What’s more, mood disorders like depression or anxiety can kick off a vicious cycle, he notes – depression can suppress your testicles’ ability to produce testosterone, worsening the problem.

READ MORE: Magic Mushrooms Can Be Safely Used to Treat Depression, Study Finds

7. Your Bones Weaken

Bone is actually living tissue, constantly broken down and rebuilt, Dr. Ramin says.

When testosterone levels fall, your bone breaks down faster than your body can build it back up. As a result, you’re at a higher risk of low bone density, osteoporosis, and fractures, Dr. Anawalt says.

8. Your Heart Might Be At Risk

The effect of testosterone levels on the risk of heart problems has stoked controversy among experts, Dr. Anawalt says.

On one side, low levels of testosterone may be linked to heart problems. In fact, one study from the U.K. found men with low T had a greater risk of dying from heart disease than men with normal levels. This may be because testosterone can help open up blood vessels to the heart, allowing blood to flow more freely.

But on the flip side, some studies have suggested that testosterone therapy – especially in older men or those with existing heart conditions – might increase the risk of heart attack or stroke. Experts think it may thicken the blood, making a clot more likely.
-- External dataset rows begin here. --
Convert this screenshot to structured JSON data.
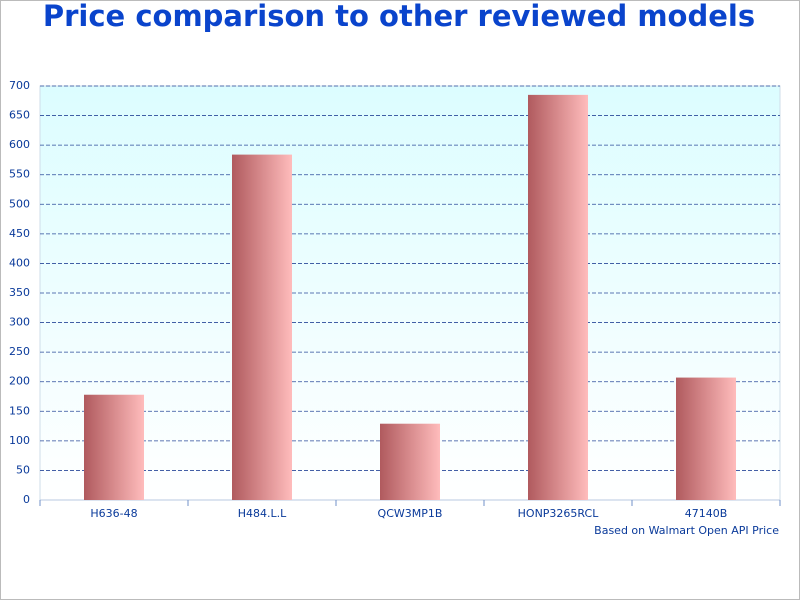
{
  "chart_data": {
    "type": "bar",
    "title": "Price comparison to other reviewed models",
    "categories": [
      "H636-48",
      "H484.L.L",
      "QCW3MP1B",
      "HONP3265RCL",
      "47140B"
    ],
    "values": [
      178,
      584,
      129,
      685,
      207
    ],
    "color": [
      "#b05a5e",
      "#ffbcbc"
    ],
    "ylim": [
      0,
      700
    ],
    "yticks": [
      0,
      50,
      100,
      150,
      200,
      250,
      300,
      350,
      400,
      450,
      500,
      550,
      600,
      650,
      700
    ],
    "grid": true,
    "annotation": "Based on Walmart Open API Price"
  }
}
It seems that the extra testosterone might be raising levels too high, Dr. Anawalt says. So if you’re a candidate for testosterone therapy, make sure you talk to your doctor about the benefits and the risks, Dr. Werthman says.

Your doctor may test your testosterone levels after you first start therapy or change dosages – or sometimes between shots, if you’re receiving treatment by injection – to make sure your levels aren’t surging too high, Dr. Anawalt says.